Which also meant the third-generation Hongmeng X did not have to tiptoe anymore. "You know what to do with the X-series now," Heifeng said to Jianyu. It was not the first time they had discussed a dual-speaker layout and removing the jack. Until now, leadership hesitation had parked the idea. With Apple taking the lead, Huaxing could follow with a clear conscience, reclaim space, and spend it on more useful tech.
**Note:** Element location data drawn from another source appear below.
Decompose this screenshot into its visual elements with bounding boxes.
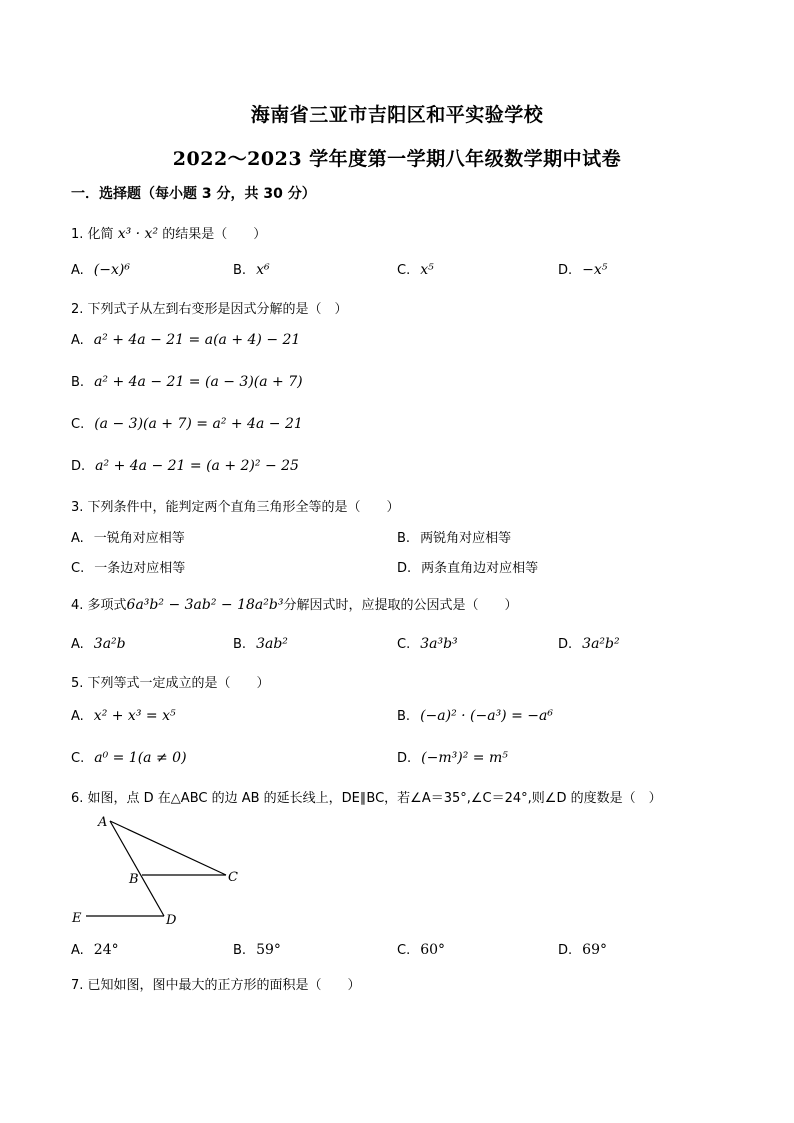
question-4-option-c: C. 3a³b³ xyxy=(397,636,458,652)
question-6-option-a: A. 24° xyxy=(71,942,119,958)
segment-ac xyxy=(110,821,226,875)
question-3-option-b: B. 两锐角对应相等 xyxy=(397,531,512,546)
question-4-option-b: B. 3ab² xyxy=(233,636,288,652)
question-2-option-d: D. a² + 4a − 21 = (a + 2)² − 25 xyxy=(71,458,299,474)
question-1-stem: 1. 化简 x³ · x² 的结果是（ ） xyxy=(71,226,267,242)
question-2-stem: 2. 下列式子从左到右变形是因式分解的是（ ） xyxy=(71,302,348,317)
question-3-option-d: D. 两条直角边对应相等 xyxy=(397,561,539,576)
question-6-figure xyxy=(66,810,256,935)
question-1-expression: x³ · x² xyxy=(117,226,159,242)
point-label-e: E xyxy=(72,911,82,926)
question-3-option-c: C. 一条边对应相等 xyxy=(71,561,186,576)
question-2-option-a: A. a² + 4a − 21 = a(a + 4) − 21 xyxy=(71,332,301,348)
question-4-option-a: A. 3a²b xyxy=(71,636,126,652)
question-5-stem: 5. 下列等式一定成立的是（ ） xyxy=(71,676,270,691)
question-3-option-a: A. 一锐角对应相等 xyxy=(71,531,185,546)
point-label-d: D xyxy=(166,913,177,928)
question-6-option-c: C. 60° xyxy=(397,942,446,958)
question-2-option-c: C. (a − 3)(a + 7) = a² + 4a − 21 xyxy=(71,416,303,432)
point-label-c: C xyxy=(228,870,238,885)
question-5-option-d: D. (−m³)² = m⁵ xyxy=(397,750,508,766)
school-title: 海南省三亚市吉阳区和平实验学校 xyxy=(250,104,544,126)
question-7-stem: 7. 已知如图，图中最大的正方形的面积是（ ） xyxy=(71,978,361,993)
question-1-option-c: C. x⁵ xyxy=(397,262,434,278)
question-1-option-b: B. x⁶ xyxy=(233,262,270,278)
section-heading: 一．选择题（每小题 3 分，共 30 分） xyxy=(71,186,316,202)
segment-ad xyxy=(110,821,164,916)
question-4-option-d: D. 3a²b² xyxy=(558,636,620,652)
question-5-option-b: B. (−a)² · (−a³) = −a⁶ xyxy=(397,708,553,724)
question-6-stem: 6. 如图，点 D 在△ABC 的边 AB 的延长线上，DE∥BC，若∠A＝35°,∠C＝24°,则∠D 的度数是（ ） xyxy=(71,791,662,806)
point-label-b: B xyxy=(129,872,139,887)
question-6-option-d: D. 69° xyxy=(558,942,607,958)
question-5-option-a: A. x² + x³ = x⁵ xyxy=(71,708,176,724)
question-6-option-b: B. 59° xyxy=(233,942,281,958)
question-5-option-c: C. a⁰ = 1(a ≠ 0) xyxy=(71,750,187,766)
question-4-expression: 6a³b² − 3ab² − 18a²b³ xyxy=(126,597,284,613)
point-label-a: A xyxy=(98,815,108,830)
question-1-option-d: D. −x⁵ xyxy=(558,262,608,278)
question-2-option-b: B. a² + 4a − 21 = (a − 3)(a + 7) xyxy=(71,374,303,390)
question-4-stem: 4. 多项式6a³b² − 3ab² − 18a²b³分解因式时，应提取的公因式是（ ） xyxy=(71,597,518,613)
exam-title: 2022～2023 学年度第一学期八年级数学期中试卷 xyxy=(172,148,622,170)
question-3-stem: 3. 下列条件中，能判定两个直角三角形全等的是（ ） xyxy=(71,500,400,515)
question-1-option-a: A. (−x)⁶ xyxy=(71,262,130,278)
Cook did not spend long justifying the deletion. He pivoted to the main course, the iPhone 7's configuration, and the part everyone had been waiting for, the A10 processor. He framed it as Apple's most significant leap in years, the end of what critics called toothpaste-squeezing upgrades.

Last year, Huaxing's Kunpeng A2 had jumped ahead of Apple's A9 and Qualcomm's Snapdragon 815. That had rattled both camps. Qualcomm answered this season with Snapdragon 900 on a 10 nm process, benchmarked north of 270,000. Apple answered with the A10. The subtext was blunt: We are still the silicon king.

On stage, Cook laid out the gulf. A9 had been a dual-core design on 14 nm. The A10, he said, moved to 10 nm and eight cores. From 14 to 10 nm, from two cores to eight, the jump sounded dramatic, and the performance claim sounded more surprising still. In his words, overall speed rose ninety percent over the previous 6S generation. If you translated that to domestic benchmark scores, he said, the iPhone 7 would land around 350,000 points.

In other words, the A10's generational span, by Apple's telling, collapsed years of incremental steps into one lunge. The message to rival phone makers watching the stream was not subtle.

Heifeng's face stayed calm, but he did a fast mental recalculation. He had planned to let Kunpeng A3 retake the crown from Apple and Qualcomm. On current tuning, A3's composite score hovered near 300,000, and even an aggressive push would struggle to crest 350,000. Against what Apple had just claimed for the A10, it would be a hard head-to-head.

Cook kept the drumbeat going. The screen moved to a new Retina HD panel with a wider color gamut and higher brightness. The cameras stepped up too, with an 8-megapixel front unit and a 20-megapixel rear module with optical stabilization, 2× optical zoom, and 10× hybrid zoom. Water and dust resistance reached IP67. The battery crept up to 2,300 mAh, though charging remained at 5 V, 1 A. Nothing earthshaking on the power side, yet in aggregate, the sheet looked clean.

The room in Piao City was silent for a few seconds after the segment ended. Then Heifeng spoke. "File the jack decision as settled industry direction," he said. "Treat dual speakers as baseline on the X-series. For the rest, hold your nerve. Where we cannot match, we out-execute."

He did not posture for his own team. Apple's move on the port solved Huaxing's dilemma in one stroke. The rest would be patience and craft. Integration stays the trend. Ports go away, first the headphone jack, then eventually the charging hole when wireless is good enough. Between those waypoints, the work is the same: build a phone that earns its space gram by gram, and spend every cubic millimeter inside the shell on something the user can feel.

By the end of the keynote, the internet had settled into its familiar split. Some mocked Apple for "courage" and nickel-and-diming. Others cheered the cut and welcomed the cleaner body and louder stereo. Heifeng did not bother to join the noise. He went back to the X3 checklist, drew a line through the headphone port, and made a note beside speakers, required.

Apple's show had done him an odd favor. It had given him cover to do what he wanted to do anyway.